Usually if you go back, emotions gone, and especially if you were to do a visual +/- accounting where you go through the game and document just what plays caused a player's +/- you start to see where you put big emotional emphasis on one dramatic or energetic play and overlooked a bunch of barely noticeable but critical defensive switch problems, failure to deny rebounds, weak screens and other items that slowly eat away at the score.
My anger is that people see a Tyler rebound hustle after his own miss and give it more credit than 2 travels in the next 4 possessions, even though getting your own miss is empty and the 2 travels are brutal. If you are a Tyler fan then you point to the hustle and say "see, that's why he's great" and you point to the travels and say "oh, the refs robbed him, they are against him, that wasn't Tyler's fault".

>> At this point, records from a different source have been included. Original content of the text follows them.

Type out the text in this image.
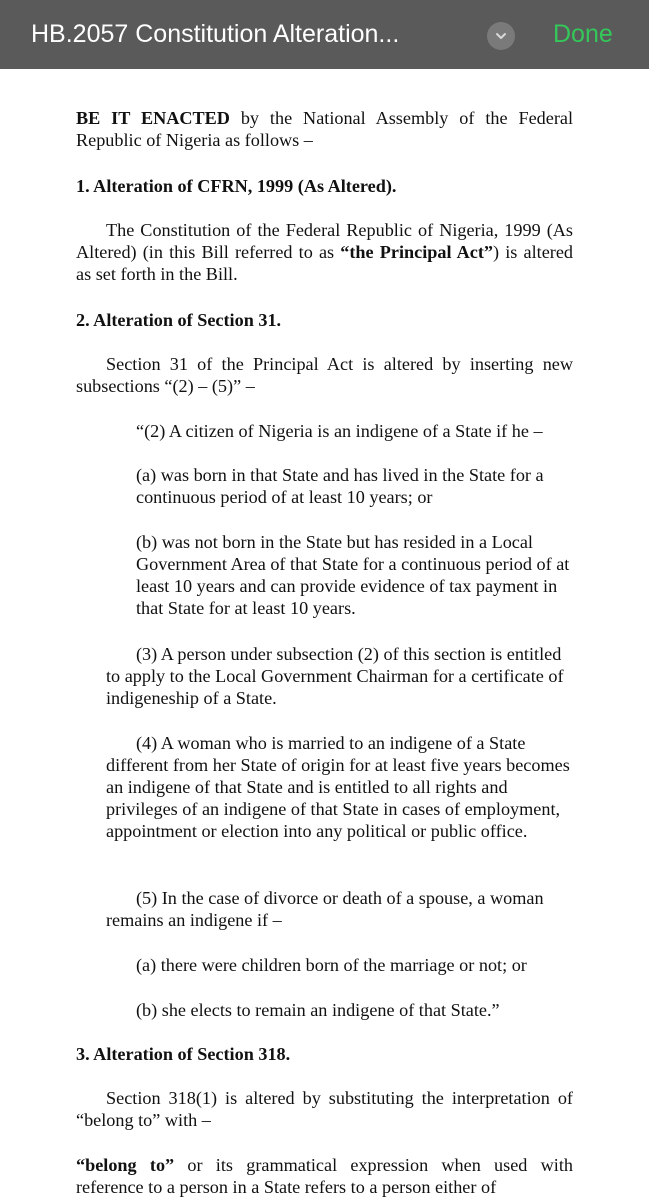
HB.2057 Constitution Alteration...	Done

BE IT ENACTED by the National Assembly of the Federal Republic of Nigeria as follows –

1. Alteration of CFRN, 1999 (As Altered).

The Constitution of the Federal Republic of Nigeria, 1999 (As Altered) (in this Bill referred to as “the Principal Act”) is altered as set forth in the Bill.

2. Alteration of Section 31.

Section 31 of the Principal Act is altered by inserting new subsections “(2) – (5)” –

“(2) A citizen of Nigeria is an indigene of a State if he –

(a) was born in that State and has lived in the State for a continuous period of at least 10 years; or

(b) was not born in the State but has resided in a Local Government Area of that State for a continuous period of at least 10 years and can provide evidence of tax payment in that State for at least 10 years.

(3) A person under subsection (2) of this section is entitled to apply to the Local Government Chairman for a certificate of indigeneship of a State.

(4) A woman who is married to an indigene of a State different from her State of origin for at least five years becomes an indigene of that State and is entitled to all rights and privileges of an indigene of that State in cases of employment, appointment or election into any political or public office.

(5) In the case of divorce or death of a spouse, a woman remains an indigene if –

(a) there were children born of the marriage or not; or

(b) she elects to remain an indigene of that State.”

3. Alteration of Section 318.

Section 318(1) is altered by substituting the interpretation of “belong to” with –

“belong to” or its grammatical expression when used with reference to a person in a State refers to a person either of
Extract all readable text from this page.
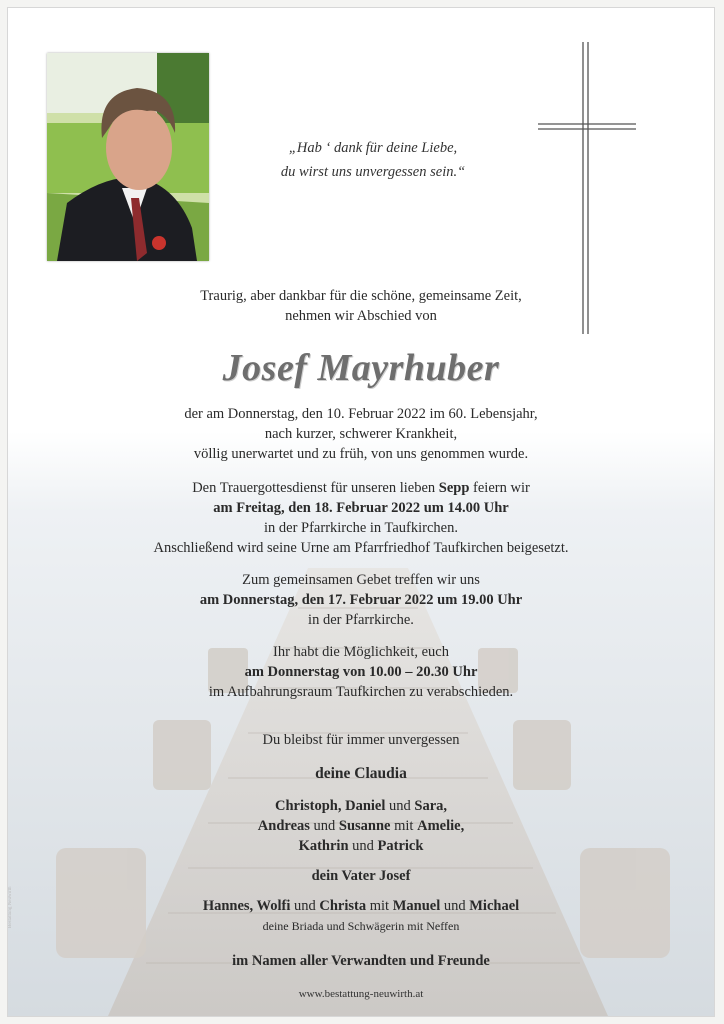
„Hab ‘ dank für deine Liebe,
du wirst uns unvergessen sein.“
Traurig, aber dankbar für die schöne, gemeinsame Zeit,
nehmen wir Abschied von
Josef Mayrhuber
der am Donnerstag, den 10. Februar 2022 im 60. Lebensjahr,
nach kurzer, schwerer Krankheit,
völlig unerwartet und zu früh, von uns genommen wurde.
Den Trauergottesdienst für unseren lieben Sepp feiern wir
am Freitag, den 18. Februar 2022 um 14.00 Uhr
in der Pfarrkirche in Taufkirchen.
Anschließend wird seine Urne am Pfarrfriedhof Taufkirchen beigesetzt.
Zum gemeinsamen Gebet treffen wir uns
am Donnerstag, den 17. Februar 2022 um 19.00 Uhr
in der Pfarrkirche.
Ihr habt die Möglichkeit, euch
am Donnerstag von 10.00 – 20.30 Uhr
im Aufbahrungsraum Taufkirchen zu verabschieden.
Du bleibst für immer unvergessen
deine Claudia
Christoph, Daniel und Sara,
Andreas und Susanne mit Amelie,
Kathrin und Patrick
dein Vater Josef
Hannes, Wolfi und Christa mit Manuel und Michael
deine Briada und Schwägerin mit Neffen
im Namen aller Verwandten und Freunde
www.bestattung-neuwirth.at
Bestattung Neuwirth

Well that crap still counts in terms of winning and losing. Okay, the refs are against him. So what, the results are the same in the end. If you have a guy that the refs intentionally target then that's identical to him just being bad. Either way it's a TO. You need to get the refs to like him if you want a better outcome, and if that's not possible then you just can't play him. It's unfair but it's the reality. And this is only if you buy the whole "it's not his fault, they are totally against him" theory, which I don't really buy for any players.
SIDEBAR ON STAR CALLS
BTW, "star" treatment does happen, but a lot less than fans think. Usually fouls, travels, etc are plays that stem from one guy being clearly better than the other. The quicker guy beats his man and his man struggles to catch up, reaches out and fouls by accident. That's not star treatment, that's star power.